Our current continuity of care model is strongly evidence based as the optimal framework for maternity care. It has the capacity to promote health equity by a deep understanding the woman’s context and flexibility to provide a highly accessible, preventive primary care service at the most important time of life to influence long-term health outcomes. However, the current contract model is too rigid to incentivise the necessary additional care that some women and population groups require to achieve equitable outcomes. The College has proposed clear solutions to this issue through the co-designed community midwifery funding model and ongoing advocacy for the provision of IT solutions that enable enhanced connectivity between midwives, their colleagues in the community, including Well Child services and primary care, and secondary/tertiary services.
The College therefore commends the Review Panel for its exposure of the inherent flaws of a disjointed health system and the need for an equity focus by centring Te Tiriti o Waitangi in all innovations and by funding contracts that directly meet the needs of the communities that we serve.
The College notes that all tier 1/community-based services are recommended to be contracted and commissioned at the DHB level. However, there is provision for options for contracting primary care services to be developed at a national level, so that DHBs have a consistent approach to commissioning community services. The College will therefore expect to work closely with the new national entities – Health NZ and the Māori Health Authority – to continue its work on contract models for midwives.

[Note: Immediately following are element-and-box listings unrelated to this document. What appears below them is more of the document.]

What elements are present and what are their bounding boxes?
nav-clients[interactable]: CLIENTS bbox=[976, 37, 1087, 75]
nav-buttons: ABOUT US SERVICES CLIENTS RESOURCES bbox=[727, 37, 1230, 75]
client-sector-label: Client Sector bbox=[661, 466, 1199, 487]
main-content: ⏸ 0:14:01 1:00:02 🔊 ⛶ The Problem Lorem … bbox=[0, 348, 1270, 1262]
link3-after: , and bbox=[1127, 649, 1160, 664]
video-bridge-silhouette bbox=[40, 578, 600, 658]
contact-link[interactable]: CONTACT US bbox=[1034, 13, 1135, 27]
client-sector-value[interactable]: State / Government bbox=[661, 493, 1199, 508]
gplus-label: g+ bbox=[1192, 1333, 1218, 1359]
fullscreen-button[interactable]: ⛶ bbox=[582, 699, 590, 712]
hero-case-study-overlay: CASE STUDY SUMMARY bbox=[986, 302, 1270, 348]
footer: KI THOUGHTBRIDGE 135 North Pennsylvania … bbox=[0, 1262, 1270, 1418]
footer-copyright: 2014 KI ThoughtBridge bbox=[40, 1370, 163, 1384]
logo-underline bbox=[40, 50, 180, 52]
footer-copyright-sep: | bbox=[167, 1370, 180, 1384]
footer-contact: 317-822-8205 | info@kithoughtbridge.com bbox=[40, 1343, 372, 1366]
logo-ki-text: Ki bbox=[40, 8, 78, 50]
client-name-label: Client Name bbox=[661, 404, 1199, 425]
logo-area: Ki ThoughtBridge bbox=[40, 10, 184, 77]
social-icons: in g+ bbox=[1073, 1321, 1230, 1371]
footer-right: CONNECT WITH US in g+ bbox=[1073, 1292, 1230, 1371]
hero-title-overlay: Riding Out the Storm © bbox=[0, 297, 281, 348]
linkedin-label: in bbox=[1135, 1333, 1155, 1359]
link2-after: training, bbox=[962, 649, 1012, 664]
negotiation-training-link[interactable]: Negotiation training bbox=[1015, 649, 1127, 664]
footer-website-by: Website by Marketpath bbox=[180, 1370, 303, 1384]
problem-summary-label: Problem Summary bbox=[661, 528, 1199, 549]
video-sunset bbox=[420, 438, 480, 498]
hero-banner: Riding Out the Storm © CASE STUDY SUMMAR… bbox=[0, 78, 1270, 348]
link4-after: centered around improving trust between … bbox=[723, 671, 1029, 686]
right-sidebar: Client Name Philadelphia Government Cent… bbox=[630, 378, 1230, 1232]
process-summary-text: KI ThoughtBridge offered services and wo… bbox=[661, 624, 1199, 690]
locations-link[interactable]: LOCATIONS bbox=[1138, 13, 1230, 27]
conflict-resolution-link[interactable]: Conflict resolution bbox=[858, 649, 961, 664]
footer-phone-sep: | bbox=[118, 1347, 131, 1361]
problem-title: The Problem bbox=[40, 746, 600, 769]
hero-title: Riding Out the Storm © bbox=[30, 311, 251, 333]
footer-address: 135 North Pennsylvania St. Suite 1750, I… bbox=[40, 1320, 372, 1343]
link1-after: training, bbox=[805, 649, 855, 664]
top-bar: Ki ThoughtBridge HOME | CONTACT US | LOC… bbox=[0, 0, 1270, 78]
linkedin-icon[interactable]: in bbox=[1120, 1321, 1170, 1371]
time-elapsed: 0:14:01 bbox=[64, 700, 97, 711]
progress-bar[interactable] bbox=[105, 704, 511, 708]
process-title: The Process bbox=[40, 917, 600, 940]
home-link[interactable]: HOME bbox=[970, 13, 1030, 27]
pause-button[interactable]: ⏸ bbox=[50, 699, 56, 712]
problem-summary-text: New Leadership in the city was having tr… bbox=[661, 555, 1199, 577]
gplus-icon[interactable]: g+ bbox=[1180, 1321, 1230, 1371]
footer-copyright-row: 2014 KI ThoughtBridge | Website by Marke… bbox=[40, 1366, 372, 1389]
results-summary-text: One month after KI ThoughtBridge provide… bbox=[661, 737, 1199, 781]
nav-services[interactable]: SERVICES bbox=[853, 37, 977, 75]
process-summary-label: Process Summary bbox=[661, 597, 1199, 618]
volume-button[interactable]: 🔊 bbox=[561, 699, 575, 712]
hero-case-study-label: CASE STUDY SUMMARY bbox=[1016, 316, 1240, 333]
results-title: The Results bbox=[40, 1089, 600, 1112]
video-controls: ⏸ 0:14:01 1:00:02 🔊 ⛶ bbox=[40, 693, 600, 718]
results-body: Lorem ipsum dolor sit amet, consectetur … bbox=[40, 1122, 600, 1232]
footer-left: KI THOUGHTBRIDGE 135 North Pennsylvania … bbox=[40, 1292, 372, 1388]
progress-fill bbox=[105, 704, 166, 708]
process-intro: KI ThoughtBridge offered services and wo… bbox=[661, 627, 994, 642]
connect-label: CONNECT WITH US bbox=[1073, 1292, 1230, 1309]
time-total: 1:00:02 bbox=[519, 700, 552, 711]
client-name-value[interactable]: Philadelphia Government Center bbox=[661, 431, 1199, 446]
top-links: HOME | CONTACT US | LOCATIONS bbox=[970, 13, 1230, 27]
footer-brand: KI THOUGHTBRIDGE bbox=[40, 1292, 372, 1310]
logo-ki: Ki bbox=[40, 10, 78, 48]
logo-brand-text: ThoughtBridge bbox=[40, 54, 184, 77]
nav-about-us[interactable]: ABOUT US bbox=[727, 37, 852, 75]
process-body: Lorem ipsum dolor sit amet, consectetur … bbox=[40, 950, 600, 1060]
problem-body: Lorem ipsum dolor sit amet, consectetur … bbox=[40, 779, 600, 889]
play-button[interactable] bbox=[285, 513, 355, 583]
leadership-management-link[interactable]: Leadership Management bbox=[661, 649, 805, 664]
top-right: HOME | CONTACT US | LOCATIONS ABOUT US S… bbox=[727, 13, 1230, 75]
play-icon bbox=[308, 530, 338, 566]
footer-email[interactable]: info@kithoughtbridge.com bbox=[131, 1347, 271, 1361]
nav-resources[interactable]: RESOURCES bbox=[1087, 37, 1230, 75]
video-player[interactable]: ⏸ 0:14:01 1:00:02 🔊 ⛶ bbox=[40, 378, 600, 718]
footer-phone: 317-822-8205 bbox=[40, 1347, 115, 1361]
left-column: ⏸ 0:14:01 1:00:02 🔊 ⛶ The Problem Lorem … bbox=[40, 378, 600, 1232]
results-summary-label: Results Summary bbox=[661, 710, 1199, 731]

In conclusion, the Health and Disability System Review is a high-level report that sets the direction for the future of this country’s health service, but individual recommendations have yet to be accepted. No significant changes will be made before the election, and the structural reforms will be implemented over a number of years. The College of Midwives will seek feedback from members at each stage of the process and will continue to advocate for its members and maternity services at all levels.